Conclusions and recommendations

The color layer does not acquire strength immediately, but gradually hardens during the polymerization process. Manufacturers of washable paints do not recommend washing painted surfaces for the first few weeks. If necessary, it is better to lightly wipe with a damp soft cloth.

Knowing how to properly paint the end surface of a window or doorway, a home craftsman will do an excellent job with all painting operations.
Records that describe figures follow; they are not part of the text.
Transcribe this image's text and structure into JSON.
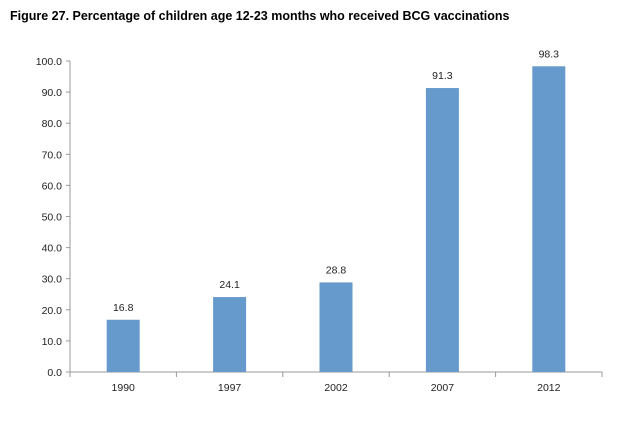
{
  "figure": {
    "title": "Figure 27. Percentage of children age 12-23 months who received BCG vaccinations"
  },
  "chart_data": {
    "type": "bar",
    "title": "Figure 27. Percentage of children age 12-23 months who received BCG vaccinations",
    "categories": [
      "1990",
      "1997",
      "2002",
      "2007",
      "2012"
    ],
    "values": [
      16.8,
      24.1,
      28.8,
      91.3,
      98.3
    ],
    "value_labels": [
      "16.8",
      "24.1",
      "28.8",
      "91.3",
      "98.3"
    ],
    "xlabel": "",
    "ylabel": "",
    "ylim": [
      0,
      100
    ],
    "yticks": [
      "0.0",
      "10.0",
      "20.0",
      "30.0",
      "40.0",
      "50.0",
      "60.0",
      "70.0",
      "80.0",
      "90.0",
      "100.0"
    ],
    "grid": false,
    "legend": "none",
    "bar_color": "#6699cc",
    "axis_color": "#999999"
  }
}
Coloring compositions that can withstand up to 3000 washing cycles are supplied in a form prepared for application; shake the composition thoroughly and, if necessary, stir until a homogeneous consistency.

Interior decoration

To paint slopes located indoors, experienced specialists advise choosing the following types of paints and varnishes:

  • acrylic latex paints. This variety is great for painting plasterboard slopes. These compositions have almost the same characteristics as water-based mixtures, however, due to the presence of latex components, the paint has a higher strength and resistance to moisture. Latex additives make the dried paint solution more attractive and glossy. They make both glossy compositions that beautifully reflect the sun's rays and color, and matte ones that effectively emphasize the beauty of the window;
  • acrylic water-based. These paints are very convenient and easy to use for painting slopes; they dry quickly enough, after which they create an attractive and durable protective layer. Even a beginner can handle their application; they have good water-repellent characteristics, so they are used not only for living rooms, but also for painting slopes located inside kitchens or bathrooms. Acrylic water-based paint contains ordinary water as a solvent, so this mixture is absolutely non-toxic, does not harm human health, and produces virtually no odor during application and drying.

Painting paneled doors

The basic method for painting a flat door is with long, smooth strokes or vertical strokes with a roller. But panel doors are often installed, which must be painted in the following order:

  1. First paint the ends of the door;
  2. Next, paint the inner rectangular panels;
  3. Then paint the vertical stripe between the panels;
  4. Let's move on to horizontal stripes;
  5. Move on to paint the edges of the door.